The PSC issued an order Thursday to approve the solar energy construction project by Monongalia Power and the Potomac Edison Co.
PSC Chairwoman Charlotte Lane said the proposal represents steps toward energy diversification in West Virginia, but she said ratepayers deserve assurances that they won’t face spiking bills.
“We are saying ‘OK, get us the contracts and then we can decide whether or not the resulting rates will be reasonable,’ ” Lane said Friday on MetroNews’ “Talkline.”
The 50-megawatt capacity project encompasses five locations in Monongalia, Tucker, Berkeley, Brooke and Marion counties. The initial timetable is staggered through 2025, but could be accelerated because of demand.
The companies provided 13 documents demonstrating interest from customers, although the documents were not binding.
The power companies propose recovering the costs of the project through a renewable electricity surcharge.
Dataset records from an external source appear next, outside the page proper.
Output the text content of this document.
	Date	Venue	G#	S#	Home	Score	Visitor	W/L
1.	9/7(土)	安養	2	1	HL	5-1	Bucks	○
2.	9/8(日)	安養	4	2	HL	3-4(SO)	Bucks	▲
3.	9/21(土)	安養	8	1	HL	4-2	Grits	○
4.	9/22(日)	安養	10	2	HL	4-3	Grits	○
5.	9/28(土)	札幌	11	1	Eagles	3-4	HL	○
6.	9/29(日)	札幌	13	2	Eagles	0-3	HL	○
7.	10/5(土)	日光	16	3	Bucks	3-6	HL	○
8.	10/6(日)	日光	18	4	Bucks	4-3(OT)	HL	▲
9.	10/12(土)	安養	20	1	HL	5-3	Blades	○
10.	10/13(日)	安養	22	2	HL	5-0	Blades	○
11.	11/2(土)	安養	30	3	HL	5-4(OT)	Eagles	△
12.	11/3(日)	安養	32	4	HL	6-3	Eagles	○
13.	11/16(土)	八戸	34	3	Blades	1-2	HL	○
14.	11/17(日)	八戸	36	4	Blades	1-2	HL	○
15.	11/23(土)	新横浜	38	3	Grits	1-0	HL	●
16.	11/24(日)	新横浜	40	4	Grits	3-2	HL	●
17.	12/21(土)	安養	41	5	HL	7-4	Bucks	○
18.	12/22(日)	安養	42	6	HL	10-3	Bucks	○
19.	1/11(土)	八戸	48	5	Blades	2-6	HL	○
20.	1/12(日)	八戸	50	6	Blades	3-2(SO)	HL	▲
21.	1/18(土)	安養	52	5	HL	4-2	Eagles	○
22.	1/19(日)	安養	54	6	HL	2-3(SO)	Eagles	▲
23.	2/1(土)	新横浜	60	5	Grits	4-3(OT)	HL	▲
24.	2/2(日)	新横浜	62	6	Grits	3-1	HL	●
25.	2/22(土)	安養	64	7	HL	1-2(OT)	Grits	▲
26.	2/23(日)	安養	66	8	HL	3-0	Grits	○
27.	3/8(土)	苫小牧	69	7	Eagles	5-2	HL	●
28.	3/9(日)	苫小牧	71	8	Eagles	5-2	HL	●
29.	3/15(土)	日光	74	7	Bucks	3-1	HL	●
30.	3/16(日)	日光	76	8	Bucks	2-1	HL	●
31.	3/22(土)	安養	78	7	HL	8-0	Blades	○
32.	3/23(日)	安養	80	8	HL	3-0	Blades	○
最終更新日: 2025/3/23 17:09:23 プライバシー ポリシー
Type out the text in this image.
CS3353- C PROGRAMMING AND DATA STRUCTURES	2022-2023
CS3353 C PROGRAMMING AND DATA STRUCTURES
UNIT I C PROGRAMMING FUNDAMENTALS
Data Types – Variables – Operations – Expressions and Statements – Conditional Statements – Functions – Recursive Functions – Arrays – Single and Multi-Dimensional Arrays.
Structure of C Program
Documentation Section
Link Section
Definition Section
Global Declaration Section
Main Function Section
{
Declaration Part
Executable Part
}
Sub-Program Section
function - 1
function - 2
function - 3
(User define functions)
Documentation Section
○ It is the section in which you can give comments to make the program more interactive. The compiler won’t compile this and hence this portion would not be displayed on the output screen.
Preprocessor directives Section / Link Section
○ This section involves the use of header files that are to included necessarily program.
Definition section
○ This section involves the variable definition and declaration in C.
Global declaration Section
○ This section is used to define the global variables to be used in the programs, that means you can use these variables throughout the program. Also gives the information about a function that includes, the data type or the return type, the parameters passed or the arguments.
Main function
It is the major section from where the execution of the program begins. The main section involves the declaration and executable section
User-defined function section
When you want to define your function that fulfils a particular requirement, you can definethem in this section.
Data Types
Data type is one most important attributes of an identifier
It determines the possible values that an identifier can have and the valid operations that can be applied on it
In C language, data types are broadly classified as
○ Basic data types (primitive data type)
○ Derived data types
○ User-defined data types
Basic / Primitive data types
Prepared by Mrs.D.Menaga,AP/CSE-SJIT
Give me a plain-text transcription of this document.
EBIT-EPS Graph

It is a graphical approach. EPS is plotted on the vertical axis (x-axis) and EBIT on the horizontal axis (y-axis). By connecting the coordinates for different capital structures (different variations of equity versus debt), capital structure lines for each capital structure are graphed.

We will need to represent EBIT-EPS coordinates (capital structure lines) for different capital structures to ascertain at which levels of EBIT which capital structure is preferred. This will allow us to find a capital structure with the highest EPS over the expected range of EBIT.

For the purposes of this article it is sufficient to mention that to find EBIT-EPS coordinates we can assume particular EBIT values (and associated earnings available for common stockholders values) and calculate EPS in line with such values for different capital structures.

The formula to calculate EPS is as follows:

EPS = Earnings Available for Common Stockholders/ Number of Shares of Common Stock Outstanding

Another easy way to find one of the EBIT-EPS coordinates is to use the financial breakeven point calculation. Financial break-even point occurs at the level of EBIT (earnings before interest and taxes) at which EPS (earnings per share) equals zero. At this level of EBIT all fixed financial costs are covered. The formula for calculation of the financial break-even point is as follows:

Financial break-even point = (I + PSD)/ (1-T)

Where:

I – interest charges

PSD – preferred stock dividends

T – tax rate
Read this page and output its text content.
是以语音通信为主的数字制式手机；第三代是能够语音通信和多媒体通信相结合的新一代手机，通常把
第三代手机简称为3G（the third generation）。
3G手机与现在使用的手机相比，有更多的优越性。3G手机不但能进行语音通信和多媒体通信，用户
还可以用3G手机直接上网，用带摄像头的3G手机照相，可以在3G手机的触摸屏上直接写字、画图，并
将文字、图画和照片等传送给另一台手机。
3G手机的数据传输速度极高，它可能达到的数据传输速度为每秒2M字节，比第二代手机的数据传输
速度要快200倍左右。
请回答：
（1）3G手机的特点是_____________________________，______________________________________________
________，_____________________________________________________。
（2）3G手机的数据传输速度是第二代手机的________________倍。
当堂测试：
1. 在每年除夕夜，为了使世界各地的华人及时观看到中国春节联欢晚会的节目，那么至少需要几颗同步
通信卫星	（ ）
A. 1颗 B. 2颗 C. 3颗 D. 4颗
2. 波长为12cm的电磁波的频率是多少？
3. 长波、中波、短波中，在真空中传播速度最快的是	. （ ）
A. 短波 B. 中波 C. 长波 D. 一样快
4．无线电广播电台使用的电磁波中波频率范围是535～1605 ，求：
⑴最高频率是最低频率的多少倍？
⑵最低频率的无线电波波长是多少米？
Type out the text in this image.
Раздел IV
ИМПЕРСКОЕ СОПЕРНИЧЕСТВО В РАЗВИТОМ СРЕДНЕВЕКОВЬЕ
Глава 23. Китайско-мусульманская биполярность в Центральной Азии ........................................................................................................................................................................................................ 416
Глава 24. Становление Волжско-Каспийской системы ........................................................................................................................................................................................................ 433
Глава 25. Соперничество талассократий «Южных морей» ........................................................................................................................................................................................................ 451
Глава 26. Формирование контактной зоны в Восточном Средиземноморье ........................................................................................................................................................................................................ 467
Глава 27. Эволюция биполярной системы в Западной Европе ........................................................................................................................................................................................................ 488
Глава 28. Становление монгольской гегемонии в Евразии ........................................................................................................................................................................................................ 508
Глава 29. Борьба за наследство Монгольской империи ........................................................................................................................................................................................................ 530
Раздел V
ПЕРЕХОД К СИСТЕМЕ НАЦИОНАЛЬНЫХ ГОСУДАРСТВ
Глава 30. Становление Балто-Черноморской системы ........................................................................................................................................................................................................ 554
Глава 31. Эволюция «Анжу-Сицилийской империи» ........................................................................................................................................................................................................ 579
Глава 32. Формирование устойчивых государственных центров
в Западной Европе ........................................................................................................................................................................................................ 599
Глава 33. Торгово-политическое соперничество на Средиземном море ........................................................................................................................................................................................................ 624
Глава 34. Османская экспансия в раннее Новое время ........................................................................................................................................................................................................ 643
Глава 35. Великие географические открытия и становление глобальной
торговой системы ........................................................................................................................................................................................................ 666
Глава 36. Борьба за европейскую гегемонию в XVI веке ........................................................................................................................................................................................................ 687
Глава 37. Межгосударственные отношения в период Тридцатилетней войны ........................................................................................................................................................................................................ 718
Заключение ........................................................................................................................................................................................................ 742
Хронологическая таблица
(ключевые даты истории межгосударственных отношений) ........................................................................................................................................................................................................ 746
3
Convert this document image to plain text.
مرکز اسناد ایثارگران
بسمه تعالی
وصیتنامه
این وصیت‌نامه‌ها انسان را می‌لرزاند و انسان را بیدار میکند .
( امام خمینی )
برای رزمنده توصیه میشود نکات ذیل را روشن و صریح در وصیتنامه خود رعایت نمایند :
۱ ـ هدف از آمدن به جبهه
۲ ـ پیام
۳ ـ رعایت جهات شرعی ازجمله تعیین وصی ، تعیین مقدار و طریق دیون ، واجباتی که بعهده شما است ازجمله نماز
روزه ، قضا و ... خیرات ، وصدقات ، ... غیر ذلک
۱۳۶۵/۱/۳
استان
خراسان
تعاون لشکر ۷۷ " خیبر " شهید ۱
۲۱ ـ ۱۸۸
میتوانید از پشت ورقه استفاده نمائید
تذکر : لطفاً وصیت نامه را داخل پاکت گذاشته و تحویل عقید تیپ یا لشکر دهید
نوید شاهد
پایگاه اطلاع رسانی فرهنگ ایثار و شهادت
But members of the Public Service Commission remained concerned about cost to regular ratepayers.
“The proposed project will produce energy that may be more expensive than other types of energy generated by or available to Mon Power/PE,” commissioners wrote in their order.
“If the costs of this generation are not covered by customers seeking to use some solar energy (subscribers), then the costs will be subsidized by all ratepayers of the companies.”
The commission found that the companies should pursue binding commitments of one to five years from customers interested in committing, as well as shorter terms such as month-to-month. Commissioners said such commitments should amount to 85% for the solar energy for each facility.
“Long-term contracts, if obtained, could ensure some stability in the financing of the project and aid the companies in paying for the project from those who actually desire the solar generation,” commissioners wrote.